The “full-circle” moment, Cuba said, came from casting itself. Nearly a decade after she found child actors including Finn Wolfhard, Gaten Matarazzo, Caleb McLaughlin and Noah Schnapp to lead the series, she now needed a whole new crew of kids to form the younger Hawkins set. She described why the process can feel like a pipeline rather than a mystery. “The ones who are right for it present themselves much sooner than sometimes adults,” Cuba said. She also explained that the Duffers start shaping the characters through auditions, “watching auditions” and “start writing to the character” based on what the right kids bring, then dialing the fit as they “home in on the person that is the right fit for the part.” In other words, her job wasn’t just selecting talent. It was aligning casting outcomes with writing.

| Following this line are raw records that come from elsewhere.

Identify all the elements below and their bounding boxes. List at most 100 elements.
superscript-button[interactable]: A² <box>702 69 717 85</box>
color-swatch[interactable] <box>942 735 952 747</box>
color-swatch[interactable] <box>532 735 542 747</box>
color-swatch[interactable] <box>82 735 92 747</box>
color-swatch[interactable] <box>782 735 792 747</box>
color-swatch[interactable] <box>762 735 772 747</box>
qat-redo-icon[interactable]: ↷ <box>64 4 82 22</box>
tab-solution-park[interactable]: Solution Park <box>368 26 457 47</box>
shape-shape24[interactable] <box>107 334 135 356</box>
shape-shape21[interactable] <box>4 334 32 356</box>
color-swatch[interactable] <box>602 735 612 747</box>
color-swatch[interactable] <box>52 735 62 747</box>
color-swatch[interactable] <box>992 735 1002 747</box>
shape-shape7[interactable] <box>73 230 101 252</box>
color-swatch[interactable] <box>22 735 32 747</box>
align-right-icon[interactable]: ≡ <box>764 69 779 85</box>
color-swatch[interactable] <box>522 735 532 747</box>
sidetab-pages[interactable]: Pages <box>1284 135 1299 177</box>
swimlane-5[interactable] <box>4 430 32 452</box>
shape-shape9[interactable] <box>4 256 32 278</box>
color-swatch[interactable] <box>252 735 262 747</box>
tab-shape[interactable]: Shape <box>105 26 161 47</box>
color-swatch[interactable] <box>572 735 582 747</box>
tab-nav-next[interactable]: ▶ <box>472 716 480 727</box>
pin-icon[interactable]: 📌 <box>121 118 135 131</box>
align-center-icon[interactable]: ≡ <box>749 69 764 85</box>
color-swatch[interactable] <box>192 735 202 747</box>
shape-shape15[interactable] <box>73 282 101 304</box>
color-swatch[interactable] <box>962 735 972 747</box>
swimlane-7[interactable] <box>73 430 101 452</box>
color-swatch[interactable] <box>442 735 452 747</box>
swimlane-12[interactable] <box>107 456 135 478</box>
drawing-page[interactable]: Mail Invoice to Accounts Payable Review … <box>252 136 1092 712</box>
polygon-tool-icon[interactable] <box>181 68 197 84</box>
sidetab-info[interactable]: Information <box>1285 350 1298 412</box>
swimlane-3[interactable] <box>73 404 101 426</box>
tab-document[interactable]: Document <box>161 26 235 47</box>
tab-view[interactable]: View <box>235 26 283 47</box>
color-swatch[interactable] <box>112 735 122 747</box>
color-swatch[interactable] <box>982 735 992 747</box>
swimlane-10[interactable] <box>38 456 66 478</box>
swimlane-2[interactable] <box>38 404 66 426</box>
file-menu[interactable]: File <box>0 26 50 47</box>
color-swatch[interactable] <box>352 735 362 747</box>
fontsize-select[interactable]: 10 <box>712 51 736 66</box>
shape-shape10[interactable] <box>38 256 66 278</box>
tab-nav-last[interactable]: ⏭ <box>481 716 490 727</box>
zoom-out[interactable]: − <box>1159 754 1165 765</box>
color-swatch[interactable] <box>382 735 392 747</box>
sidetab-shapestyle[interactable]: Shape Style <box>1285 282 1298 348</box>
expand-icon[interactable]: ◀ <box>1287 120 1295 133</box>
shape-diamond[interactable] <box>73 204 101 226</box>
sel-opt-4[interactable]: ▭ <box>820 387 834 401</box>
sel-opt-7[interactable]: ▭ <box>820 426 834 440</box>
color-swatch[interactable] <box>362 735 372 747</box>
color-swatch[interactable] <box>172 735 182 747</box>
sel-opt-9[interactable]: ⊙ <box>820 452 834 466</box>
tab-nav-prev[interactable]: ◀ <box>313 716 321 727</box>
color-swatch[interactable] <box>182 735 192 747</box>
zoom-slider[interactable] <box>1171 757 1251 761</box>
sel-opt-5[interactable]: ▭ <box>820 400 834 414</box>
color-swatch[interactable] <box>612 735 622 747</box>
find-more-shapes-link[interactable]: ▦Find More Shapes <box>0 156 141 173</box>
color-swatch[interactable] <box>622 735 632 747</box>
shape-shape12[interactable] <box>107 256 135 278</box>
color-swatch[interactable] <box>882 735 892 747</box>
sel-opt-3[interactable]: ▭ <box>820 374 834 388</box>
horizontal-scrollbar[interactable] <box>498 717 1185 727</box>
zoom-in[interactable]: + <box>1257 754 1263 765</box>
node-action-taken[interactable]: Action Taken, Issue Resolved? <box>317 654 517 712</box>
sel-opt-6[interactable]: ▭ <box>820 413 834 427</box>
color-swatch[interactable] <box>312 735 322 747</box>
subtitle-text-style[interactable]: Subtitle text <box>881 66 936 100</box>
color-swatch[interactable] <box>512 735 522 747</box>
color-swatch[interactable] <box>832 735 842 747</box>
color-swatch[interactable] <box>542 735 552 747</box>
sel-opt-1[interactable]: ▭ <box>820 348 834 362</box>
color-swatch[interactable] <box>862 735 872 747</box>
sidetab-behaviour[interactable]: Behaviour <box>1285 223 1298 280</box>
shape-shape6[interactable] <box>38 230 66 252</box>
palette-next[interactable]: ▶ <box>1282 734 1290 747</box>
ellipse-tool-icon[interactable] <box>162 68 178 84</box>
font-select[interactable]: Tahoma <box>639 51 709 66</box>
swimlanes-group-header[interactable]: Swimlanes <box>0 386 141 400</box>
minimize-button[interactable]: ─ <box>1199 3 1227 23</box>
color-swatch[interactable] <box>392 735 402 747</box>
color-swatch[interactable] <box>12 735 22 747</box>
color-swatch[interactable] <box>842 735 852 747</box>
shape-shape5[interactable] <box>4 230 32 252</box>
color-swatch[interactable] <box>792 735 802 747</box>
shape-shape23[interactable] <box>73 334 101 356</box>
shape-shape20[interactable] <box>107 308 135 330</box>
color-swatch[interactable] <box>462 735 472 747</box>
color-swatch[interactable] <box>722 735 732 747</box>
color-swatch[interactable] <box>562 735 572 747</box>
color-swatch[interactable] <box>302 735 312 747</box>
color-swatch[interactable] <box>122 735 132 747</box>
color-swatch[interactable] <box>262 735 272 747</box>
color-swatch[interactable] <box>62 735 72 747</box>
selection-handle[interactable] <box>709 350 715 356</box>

For Bower, the most personal performance challenge was being the “lone adult” in scenes filled with child actors. He described kids as having an “innate ability” to see through lies. In Season 4, he said, “nobody really knew who I was,” and he felt like he knew more than anyone else because he had more context, including scripts and story awareness that others were not given. That created a performance advantage, he said, because it put him in a “good position.” In Season 5, everyone was more aware of who he is, which he said made it “very challenging” to keep “warmth” and the character he built present “in the face of the human lie detector test.” Yet the show also delivered a counterweight: “they also brought this immense sense of light and levity to the process.”
Second-order implications for anyone running a creative operation are hiding in these details. The show’s monster is effectively an integration of casting calibration, actor physiology and comfort, practical effects targeting, and script-to-performance translation. In a world where audiences can clock inconsistency instantly, “credibility” in a finale is built long before the camera rolls. For decision-makers in entertainment, product, and any business where talent plus constraints must align, the Vecna blueprint is a reminder: the most effective transformation is not maximum complexity. It’s the right complexity at the right points, so the performance never disappears.